Séances animées par Frédéric Régent (université Paris 1 Panthéon Sorbonne, IHMC-IHRF), du 7 février au 10 avril.

  • Présentation du cycle

    Les questions coloniales sont abordées une séance sur dix lors de l’Assemblée constituante. Celle-ci place les colonies en dehors du champ d’application de la Constitution de 1791. L’Assemblée législative donne l’égalité des droits aux libres de la couleur. La Convention abolit l’esclavage. Le Directoire donne l’identité législative aux colonies en les transformant en départements. Le Consulat rétablit l’esclavage et la ségrégation juridique par la couleur. Les questions coloniales aussi diverses que le statut des colonies, celui des gens de couleurs libres, des esclaves sont très présentes pendant la période révolutionnaire. Cette séquence du séminaire portera une attention particulière à la lecture des questions coloniales par de grandes figures de la Révolution françaises, souvent plus connues pour d’autres préoccupations. A travers ces figures, il s’agira de montrer si l’appréhension des questions coloniales est le reflet d’une personnalité, d’une tendance ou d’une majorité. Il s’agira aussi de questionner si le fait révolutionnaire passe par l’intégration des colonies dans la réflexion.

  • Programme du cycle

    Mercredi 7 février 2024 | Yann-Arzel Durelle-Marc (université Paris 1 Panthéon-Sorbonne)

    Emmanuel-Joseph Sieyès

    Mercredi 14 février | Nils Renard (université Paris 1 Panthéon-Sorbonne)

    Henri Grégoire

    Mercredi 28 février | François Quastana (Aix-Marseille Université)

    Honoré Gabriel Riqueti de Mirabeau

    Mercredi 6 mars | Florence Lotterie et Olivier Ritz (université Paris Cité) et Élise Pavy-
    Guilbert (université Bordeaux-Montaigne)

    Olympe de Gouges

    Mercredi 13 mars | Régis Coursin (université de Montréal ; en visioconférence)

    Jacques-Pierre Brissot

    Mercredi 20 mars | Bernard Gainot (université Paris 1 Panthéon-Sorbonne)

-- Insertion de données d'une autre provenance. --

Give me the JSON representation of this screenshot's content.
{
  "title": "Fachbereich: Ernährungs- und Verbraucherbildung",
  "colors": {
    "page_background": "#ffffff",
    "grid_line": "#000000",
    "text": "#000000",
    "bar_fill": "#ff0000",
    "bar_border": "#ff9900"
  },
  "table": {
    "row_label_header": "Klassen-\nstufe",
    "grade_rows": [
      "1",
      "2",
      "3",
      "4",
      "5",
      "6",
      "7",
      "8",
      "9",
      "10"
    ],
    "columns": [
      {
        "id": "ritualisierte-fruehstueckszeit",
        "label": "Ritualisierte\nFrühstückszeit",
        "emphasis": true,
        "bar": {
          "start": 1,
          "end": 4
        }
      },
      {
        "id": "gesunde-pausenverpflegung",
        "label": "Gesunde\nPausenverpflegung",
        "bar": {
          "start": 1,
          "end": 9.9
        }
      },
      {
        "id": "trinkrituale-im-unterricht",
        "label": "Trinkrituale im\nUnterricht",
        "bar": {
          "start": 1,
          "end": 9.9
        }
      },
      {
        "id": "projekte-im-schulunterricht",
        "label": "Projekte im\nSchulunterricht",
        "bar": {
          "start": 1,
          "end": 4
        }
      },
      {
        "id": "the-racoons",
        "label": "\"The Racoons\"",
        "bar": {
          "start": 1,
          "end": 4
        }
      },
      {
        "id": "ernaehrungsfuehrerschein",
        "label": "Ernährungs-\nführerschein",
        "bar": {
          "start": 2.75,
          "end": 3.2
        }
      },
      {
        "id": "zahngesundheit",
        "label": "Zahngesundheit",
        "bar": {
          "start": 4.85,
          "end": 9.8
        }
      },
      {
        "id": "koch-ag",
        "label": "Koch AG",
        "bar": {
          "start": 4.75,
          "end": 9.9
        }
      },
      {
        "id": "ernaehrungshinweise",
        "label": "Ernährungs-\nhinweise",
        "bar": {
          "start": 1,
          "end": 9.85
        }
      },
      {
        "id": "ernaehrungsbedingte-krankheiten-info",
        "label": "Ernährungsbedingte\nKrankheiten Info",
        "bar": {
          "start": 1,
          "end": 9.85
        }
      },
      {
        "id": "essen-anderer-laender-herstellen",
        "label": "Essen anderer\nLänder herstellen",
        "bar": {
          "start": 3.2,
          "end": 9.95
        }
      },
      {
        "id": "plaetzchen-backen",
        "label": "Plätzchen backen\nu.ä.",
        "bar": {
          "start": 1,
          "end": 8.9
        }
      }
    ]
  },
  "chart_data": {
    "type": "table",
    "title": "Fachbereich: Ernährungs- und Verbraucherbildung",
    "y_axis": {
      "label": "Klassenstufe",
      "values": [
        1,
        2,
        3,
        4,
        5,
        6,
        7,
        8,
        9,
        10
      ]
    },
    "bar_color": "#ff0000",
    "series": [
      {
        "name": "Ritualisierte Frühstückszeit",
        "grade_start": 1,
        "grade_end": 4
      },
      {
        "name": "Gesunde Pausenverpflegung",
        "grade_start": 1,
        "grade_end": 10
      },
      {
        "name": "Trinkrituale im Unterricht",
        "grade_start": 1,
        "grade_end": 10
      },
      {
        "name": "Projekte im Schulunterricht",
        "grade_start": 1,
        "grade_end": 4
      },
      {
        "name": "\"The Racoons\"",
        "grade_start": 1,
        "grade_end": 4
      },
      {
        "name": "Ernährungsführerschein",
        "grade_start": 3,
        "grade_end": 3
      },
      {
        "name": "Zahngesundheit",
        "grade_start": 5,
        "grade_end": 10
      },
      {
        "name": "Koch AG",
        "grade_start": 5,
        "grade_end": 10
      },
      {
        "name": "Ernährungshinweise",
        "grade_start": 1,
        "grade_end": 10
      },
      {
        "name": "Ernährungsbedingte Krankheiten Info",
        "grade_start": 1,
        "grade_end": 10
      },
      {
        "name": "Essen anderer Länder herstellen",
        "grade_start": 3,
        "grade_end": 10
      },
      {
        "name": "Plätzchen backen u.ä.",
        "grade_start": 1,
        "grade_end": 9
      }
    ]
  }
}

    Maximilien Robespierre

    Mercredi 3 avril | Marc Belissa (université Paris Nanterre)

    Napoléon Bonaparte

    Mercredi 10 avril | Frédéric Régent (université Paris 1 Panthéon-Sorbonne)

    Toussaint Louverture

Cycle « Les relations femmes-hommes à l’épreuve des bouleversements révolutionnaires »

Séances animées par Pierre Serna (université Paris 1 Panthéon Sorbonne, IHMC-IHRF) et Solenn Mabo (université de Rennes, Tempora), du 24 avril au 5 juin.

  • Présentation du cycle

    Ce séminaire est conçu pour durer quelques années afin de faire évoluer le projet, se donner un vocabulaire commun et tenter d’inviter le plus d’intervenant·e·s possible sur ce chantier en plein développement après son ouverture il y a une trentaine d’années.

    Nous n’avons pas la prétention d’inventer mais souhaitons nous intégrer dans une vaste recherche en cours, poursuivre la réflexion et tenter de l’ouvrir encore, pour tester ses acquis, identifier des problèmes en suspens, esquisser de nouvelles pistes d’analyse.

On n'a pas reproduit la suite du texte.